Eu não achei graça nenhuma. Estava exausto, sonolento e com a bexiga cheia. Funguei, me remexi no banco e olhei para fora observando os batalhões de soja de um lado e outro da pista. No horizonte, acima das plantações, um avião monomotor pulverizava inseticidas sobre a lavoura. Destravando o cinto eu pedi:
-Pare em alguma lanchonete onde não tenha galinheiro.
Ellen virou o rosto e sua respiração embaçou o vidro da janela. A sonolência invadiu o interior do carro. Sônia, preocupada com o marido para que ele não cochilasse, falava a todo instante, procurava estações de rádio, batia palmas. Tinha, agora, uma dupla missão: conversar com o Roberto e consolar a Ellen.
-Não se preocupe! Aquele galo ia ter que morrer um dia...
Ellen balançou a cabeça e recostou-se ao meu ombro. Estava se sentindo mal e desamparada. Conhecendo-a como eu a conhecia eu sei que ela ficou chocada. Ellen é vegetariana e tem pelos animais uma amizade mais que humana. Tinha ficado apaixonada por aquele galo acorrentado. Realmente era um belo galo vermelho-ocre alaranjado. Era um pavão de pobre. Eu estava pensando nisso quando Roberto parou o carro.
-Cinco minutos, senhoras!!
Todos desceram menos Ellen que, propositalmente, conferia os aplicativos do celular. Pedi com os olhos que ela descesse. Seria bom esticar as pernas e aspirar o ar livre da fronteira. Às vezes, uma boa inspirada de ar natural renova todos os nossos pensamentos. Ellen, no entanto, estava irredutível e amuada. Eu amuei também e saí para aliviar a bexiga. Na volta encostei-me ao carro e fiquei fumando enquanto Roberto e Sônia voltavam de mãos dadas. Entramos no carro e Sônia retomou sua missão de animadora de auditório de veículo.
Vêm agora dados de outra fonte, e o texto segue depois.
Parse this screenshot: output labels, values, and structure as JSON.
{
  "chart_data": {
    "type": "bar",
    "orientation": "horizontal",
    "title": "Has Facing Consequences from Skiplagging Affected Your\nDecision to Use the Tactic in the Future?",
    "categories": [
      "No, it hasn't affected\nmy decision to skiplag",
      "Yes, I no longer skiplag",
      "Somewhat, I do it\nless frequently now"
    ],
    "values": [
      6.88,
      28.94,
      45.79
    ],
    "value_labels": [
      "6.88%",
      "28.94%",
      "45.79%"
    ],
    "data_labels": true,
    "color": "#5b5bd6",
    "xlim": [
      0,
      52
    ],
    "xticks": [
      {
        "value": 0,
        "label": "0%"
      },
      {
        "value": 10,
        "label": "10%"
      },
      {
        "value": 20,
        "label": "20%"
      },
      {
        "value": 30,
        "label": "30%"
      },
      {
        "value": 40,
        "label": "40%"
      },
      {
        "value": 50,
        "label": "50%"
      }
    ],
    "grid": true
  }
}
-Toma, trouxe água pra todo mundo.
Peguei as duas garrafinhas e entreguei uma para Ellen que, ajeitando os cabelos, forçou um sorriso. Depois abaixou o vidro e olhou para fora. Em seguida tomou um gole de água e um pouco de coragem e disse:
-Acho que aquele homem e a família comerão o galo.
Nada mais disse até o fim da viagem. Fez de conta que dormia. Quando chegamos ela se despediu de Sônia e Roberto. Agradecemos a boa vontade deles por terem ido conosco sacolar no Paraguai. Eles eram boa companhia, pois não bebiam ao volante e gostavam de dirigir. Roberto passou para o banco de trás e eu deixei a Ellen em casa com nossas sacolas. Dirigi cinco quadras até a casa deles. Ao se despedir Sônia me pediu:
-Tenha paciência com ela, tá?
Voltei dirigindo devagar, pensando no galo morto à margem da rodovia. Ele estava inteiro e, se não me engano, não havia sinais de sangue ou penas na pista ou próximo dela. Lembrei-me do que o dono da lanchonete de beira de estrada havia dito:
-Ultimamente tá morrendo tudo.
Tinha sido uma resposta para Sônia e Ellen que - enquanto Roberto e eu voltávamos do banheiro - tinham visto o Rhode Island amarrado com uma correntinha e se aproximaram por curiosidade e compaixão, respectivamente. O galo assustado, com o alvoroço de Sônia e a mão de Ellen, deu um pulo e batendo as asas quebrou a corrente. Saiu pulando e esvoaçando em direção à pista àquela hora deserta. O homem olhava coçando as têmporas desoladamente.
-Lá vai o galito das crianças...
Ellen ficou mais triste do que assustada ao saber que o galo era de estimação. Insistiu para que Roberto e eu corrêssemos atrás do bicho. Nós insistimos em pagar por ele, mas o dono da lanchonete não aceitou. E olhando para as mulheres disse:
-O galito volta antes das crianças voltar da escola.
Pedimos desculpas novamente, entramos no carro e seguimos até Pedro Juan Caballero. Exatamente seis horas depois voltávamos. Passamos devagar de frente à lanchonete de beira de estrada. Roberto debochadamente ainda brincou:
-Que tal um galeto?
Ninguém riu. No balcão avistamos o homem atendendo a um cliente. Do lado de fora, exposta ao sol da tarde, a corrente abandonada. Nem sinal do galo. Ele estava, como já sabemos, duzentos metros adiante inteiro e morto. Provavelmente com o papo cheio de soja.